To understand why the "suits" just don't get it we need to take a look back at how the industry became so powerful. In the beginning the beef was between the sheet music industry and the new recording industry. As a result of records being mass produced the sheet music industry began to experience financial losses. This not only affected the sheet music companies, but the musicians themselves, who would receive royalties from the sales of the sheet music. You see, in the beginning record companies didn't pay royalties, just recording fees. Another industry also affected was the entertainment parlors that featured musicians. Eventually as a result of the recording industry the jukeboxes would begin to put a whole lot of musicians out of work. Believe it or not more musicians lost their jobs as a result of jukeboxes, than as a result of the Great Depression. As the industry grew and more money poured in a very powerful lobby was established. That power was felt when recording media such as reel-to-reel tape, cassettes, and even Beta and VHS recording media were first being introduced. As part of a deal to placate the recording industry the manufacturers of recording media, such as those mentioned above, would have to pay a tribute to recording industry performance rights groups such as ASCAP and BMI, since the industry "suits" claimed that the users of such media would be infringing on the rights of performance artists. Not only was this tribute imposed on the manufacturers of recording media, but on the manufacturers of recording devices, such as cassette recorders and video cassette recorders, as well. When the industry evolved to digital audio tape, and later the compact disc, the tribute became larger, and technological restrictions became even more stringent. One would think that the recording industry "suits" would have an idea of what was about to happen as we began to enter the digital age, but unfortunately they didn't have the slightest clue.

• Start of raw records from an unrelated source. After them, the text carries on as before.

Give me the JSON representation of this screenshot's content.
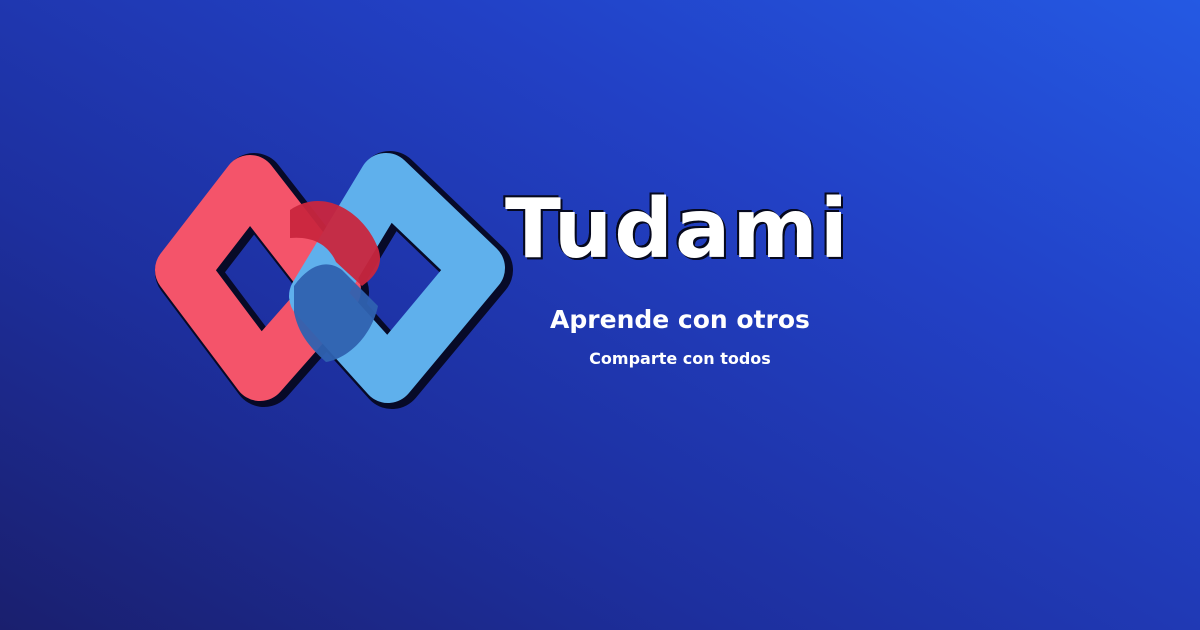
{
  "brand": {
    "name": "Tudami",
    "tagline_primary": "Aprende con otros",
    "tagline_secondary": "Comparte con todos"
  },
  "logo": {
    "icon": "linked-chain-icon",
    "colors": {
      "red_link": "#f4546a",
      "blue_link": "#5fb0ec",
      "overlap_red": "#c9263e",
      "overlap_blue": "#2f62b0",
      "outline": "#05061a"
    }
  },
  "colors": {
    "background_start": "#2459e3",
    "background_end": "#1a1f6e",
    "text": "#ffffff"
  }
}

If the recording industry doesn't get it's act together soon theirs will be the same fate as that visited upon the sheet music industry, and entities such as Apple, Amazon, and Rhapsody will become the new industry. I'm sure a forward thinking rightbrainer like Jobs is already thinking of starting an i-Tunes record label. It's a no brainer, and something just about anybody can do nowadays. The only obstacle in getting your music heard these days is not radio play, but getting your music out there, and there is no better place to promote and sell it than on the web.